──業界分析【記事参照】で見た通り、『ワンピース』など一部の人気作で活況を呈しているように見えるマンガ業界も、マンガ誌の売り上げは下がる一方で、明るい未来はとても描けない状況。そんな中、ケナゲにがんばる現場のマンガ編集者は、このマンガ不況に何を思う
座談会参加者
A…大手出版社勤務(マンガ編集歴4年)
B…大手出版社勤務(マンガ編集歴6年)
C…中堅出版社勤務(マンガ編集歴15年)
D…中堅出版社勤務(マンガ編集歴5年)
A さっそくだけど、最近気になってる作品はある? 売り上げだけを見ると、相変わらずトップは『ワンピース』(尾田栄一郎/集英社)だね。オリコンの2011年上半期の集計でも、2336万部以上とケタ違い。ウチにもこういう作品がひとつでもあれば、雑誌が助かるのにな。
B でも、『ワンピース』を読んでも全然面白くないと思うのは、俺がおかしいのかな(笑)。
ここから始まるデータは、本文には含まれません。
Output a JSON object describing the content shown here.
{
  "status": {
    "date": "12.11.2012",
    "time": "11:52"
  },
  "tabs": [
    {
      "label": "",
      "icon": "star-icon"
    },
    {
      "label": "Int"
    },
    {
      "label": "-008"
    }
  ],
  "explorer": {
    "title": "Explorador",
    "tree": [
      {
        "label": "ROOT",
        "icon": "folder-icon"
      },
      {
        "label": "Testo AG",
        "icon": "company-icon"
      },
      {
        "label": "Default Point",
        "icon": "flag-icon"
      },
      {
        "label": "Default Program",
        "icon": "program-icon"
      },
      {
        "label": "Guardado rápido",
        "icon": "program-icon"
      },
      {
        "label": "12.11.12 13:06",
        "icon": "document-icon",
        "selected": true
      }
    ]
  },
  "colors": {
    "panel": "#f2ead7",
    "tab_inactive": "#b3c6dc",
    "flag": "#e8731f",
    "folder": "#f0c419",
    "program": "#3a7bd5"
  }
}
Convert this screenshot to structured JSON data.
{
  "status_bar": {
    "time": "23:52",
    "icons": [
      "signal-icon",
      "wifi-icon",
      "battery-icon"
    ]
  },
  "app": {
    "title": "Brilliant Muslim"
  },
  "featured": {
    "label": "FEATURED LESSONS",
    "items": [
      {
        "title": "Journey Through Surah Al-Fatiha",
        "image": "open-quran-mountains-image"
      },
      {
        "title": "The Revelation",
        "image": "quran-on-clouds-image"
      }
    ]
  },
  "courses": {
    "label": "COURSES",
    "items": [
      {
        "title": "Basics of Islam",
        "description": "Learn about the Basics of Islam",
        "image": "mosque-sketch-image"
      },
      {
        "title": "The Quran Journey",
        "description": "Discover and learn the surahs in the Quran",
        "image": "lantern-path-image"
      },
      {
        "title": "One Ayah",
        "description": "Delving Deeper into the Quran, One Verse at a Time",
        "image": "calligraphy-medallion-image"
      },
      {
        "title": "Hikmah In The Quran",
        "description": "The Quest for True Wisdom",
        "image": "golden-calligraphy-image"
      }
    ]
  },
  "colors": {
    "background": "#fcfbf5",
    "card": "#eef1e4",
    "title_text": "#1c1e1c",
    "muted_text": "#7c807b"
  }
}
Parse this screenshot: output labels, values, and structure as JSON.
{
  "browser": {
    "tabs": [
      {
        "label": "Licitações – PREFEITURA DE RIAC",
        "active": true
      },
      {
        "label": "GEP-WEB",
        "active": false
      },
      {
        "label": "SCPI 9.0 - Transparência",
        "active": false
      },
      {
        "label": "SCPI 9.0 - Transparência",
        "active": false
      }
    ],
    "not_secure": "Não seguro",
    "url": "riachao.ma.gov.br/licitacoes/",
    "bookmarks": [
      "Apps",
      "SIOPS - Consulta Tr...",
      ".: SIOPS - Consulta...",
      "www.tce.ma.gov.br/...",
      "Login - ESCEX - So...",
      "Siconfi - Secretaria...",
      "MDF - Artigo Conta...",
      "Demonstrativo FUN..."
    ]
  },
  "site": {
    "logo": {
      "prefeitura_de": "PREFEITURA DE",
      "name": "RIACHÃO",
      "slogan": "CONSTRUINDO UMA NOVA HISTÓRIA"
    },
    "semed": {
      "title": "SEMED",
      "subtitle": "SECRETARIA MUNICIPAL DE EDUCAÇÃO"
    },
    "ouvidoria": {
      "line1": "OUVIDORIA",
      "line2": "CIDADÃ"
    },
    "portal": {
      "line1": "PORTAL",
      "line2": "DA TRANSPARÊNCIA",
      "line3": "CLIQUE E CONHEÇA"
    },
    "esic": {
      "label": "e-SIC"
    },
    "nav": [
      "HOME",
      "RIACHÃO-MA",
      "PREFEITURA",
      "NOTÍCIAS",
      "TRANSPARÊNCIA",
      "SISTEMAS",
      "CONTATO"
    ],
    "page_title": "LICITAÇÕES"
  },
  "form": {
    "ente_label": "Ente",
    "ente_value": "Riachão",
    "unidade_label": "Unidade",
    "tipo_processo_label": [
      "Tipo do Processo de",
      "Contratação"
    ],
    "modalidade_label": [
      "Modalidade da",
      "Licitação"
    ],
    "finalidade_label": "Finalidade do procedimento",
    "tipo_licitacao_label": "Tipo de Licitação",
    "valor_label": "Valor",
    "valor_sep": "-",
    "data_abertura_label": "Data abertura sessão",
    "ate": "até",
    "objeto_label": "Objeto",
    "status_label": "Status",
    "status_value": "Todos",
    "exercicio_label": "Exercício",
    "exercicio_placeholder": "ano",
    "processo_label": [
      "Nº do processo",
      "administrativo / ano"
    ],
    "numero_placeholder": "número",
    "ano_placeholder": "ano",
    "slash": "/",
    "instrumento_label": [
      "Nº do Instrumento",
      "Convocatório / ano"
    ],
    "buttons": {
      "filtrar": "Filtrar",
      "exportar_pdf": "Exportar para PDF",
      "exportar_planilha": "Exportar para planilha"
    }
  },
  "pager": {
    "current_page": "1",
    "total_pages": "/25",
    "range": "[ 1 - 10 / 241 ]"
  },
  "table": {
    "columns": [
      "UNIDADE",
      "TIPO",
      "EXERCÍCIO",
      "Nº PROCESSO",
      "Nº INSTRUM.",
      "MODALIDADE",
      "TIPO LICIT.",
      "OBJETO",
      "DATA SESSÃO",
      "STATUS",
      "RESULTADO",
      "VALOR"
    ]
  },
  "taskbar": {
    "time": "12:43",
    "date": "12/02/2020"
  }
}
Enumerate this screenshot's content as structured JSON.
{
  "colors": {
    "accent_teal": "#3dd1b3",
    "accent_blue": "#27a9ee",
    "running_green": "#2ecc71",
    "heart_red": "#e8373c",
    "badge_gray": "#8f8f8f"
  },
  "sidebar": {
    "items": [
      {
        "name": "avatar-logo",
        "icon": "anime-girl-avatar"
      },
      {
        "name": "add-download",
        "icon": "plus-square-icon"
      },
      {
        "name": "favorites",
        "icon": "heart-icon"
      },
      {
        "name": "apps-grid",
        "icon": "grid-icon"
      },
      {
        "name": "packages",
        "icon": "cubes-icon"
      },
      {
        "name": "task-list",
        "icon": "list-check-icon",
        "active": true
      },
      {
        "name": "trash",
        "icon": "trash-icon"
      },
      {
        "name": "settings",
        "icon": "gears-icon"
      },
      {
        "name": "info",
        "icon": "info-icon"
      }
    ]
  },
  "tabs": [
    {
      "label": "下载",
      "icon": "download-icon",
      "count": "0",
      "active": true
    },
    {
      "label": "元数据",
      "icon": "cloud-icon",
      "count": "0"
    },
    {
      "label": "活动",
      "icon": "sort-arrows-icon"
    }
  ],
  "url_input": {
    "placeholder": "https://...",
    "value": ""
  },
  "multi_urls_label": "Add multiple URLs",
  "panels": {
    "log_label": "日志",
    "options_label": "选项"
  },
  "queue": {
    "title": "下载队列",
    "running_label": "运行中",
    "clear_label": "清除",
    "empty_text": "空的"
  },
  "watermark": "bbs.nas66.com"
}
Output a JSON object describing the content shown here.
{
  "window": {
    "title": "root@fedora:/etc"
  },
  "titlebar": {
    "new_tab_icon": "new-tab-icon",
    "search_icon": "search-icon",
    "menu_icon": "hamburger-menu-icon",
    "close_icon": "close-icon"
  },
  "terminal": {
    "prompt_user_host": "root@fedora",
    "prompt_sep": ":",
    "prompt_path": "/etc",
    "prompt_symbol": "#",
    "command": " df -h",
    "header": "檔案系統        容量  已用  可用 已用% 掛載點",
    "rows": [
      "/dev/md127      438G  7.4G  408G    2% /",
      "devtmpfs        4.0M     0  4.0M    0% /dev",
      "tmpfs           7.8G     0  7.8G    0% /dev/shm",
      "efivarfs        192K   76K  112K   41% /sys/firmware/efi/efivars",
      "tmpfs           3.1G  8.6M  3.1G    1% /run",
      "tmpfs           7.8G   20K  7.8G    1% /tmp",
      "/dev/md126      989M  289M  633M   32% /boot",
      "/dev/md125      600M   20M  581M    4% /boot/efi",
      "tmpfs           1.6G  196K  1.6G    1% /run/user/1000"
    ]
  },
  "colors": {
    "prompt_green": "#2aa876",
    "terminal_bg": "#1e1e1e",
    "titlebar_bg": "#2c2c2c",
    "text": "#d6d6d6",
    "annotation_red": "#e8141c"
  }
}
同じランキングで4位だった『進撃の巨人』(諫山創/講談社)は約260万部。あの作品を見て、「絵が下手でも売れるんだ」と思った。
C 絵はもっと下手な人がいる(笑)。『進撃の巨人』は、構成や人物描写は秀逸だよ。それに、連載時から単行本になった時のことを想定していて、単行本の最後に当たる回に「次はどうなるんだろう」と思わせる"引きの場面"を必ず持ってくる。数年前までは、特に大手ではそういった戦略はそこまで顕著には見られなかったけど、マンガ誌が売れない今は単行本でなんとしてでも稼がないとならないから、わかってる編集者はちゃんと考えてる。
D 「Eleganceイブ」(秋田書店)で連載されてる『花のズボラ飯』(原作:久住昌之、作画:水沢悦子/秋田書店)も気になるな。谷口ジローさんなんかとも組んでいて名のある久住さんに、萌え系エロマンガ家のうさくん(作画者の別ペンネーム)を当てたというところが新しい。毎回、主人公の"花"が恍惚とした表情で「ズボラ飯(=手抜きメニュー)」を頬張ってるシーンは、まさにエロマンガ(笑)。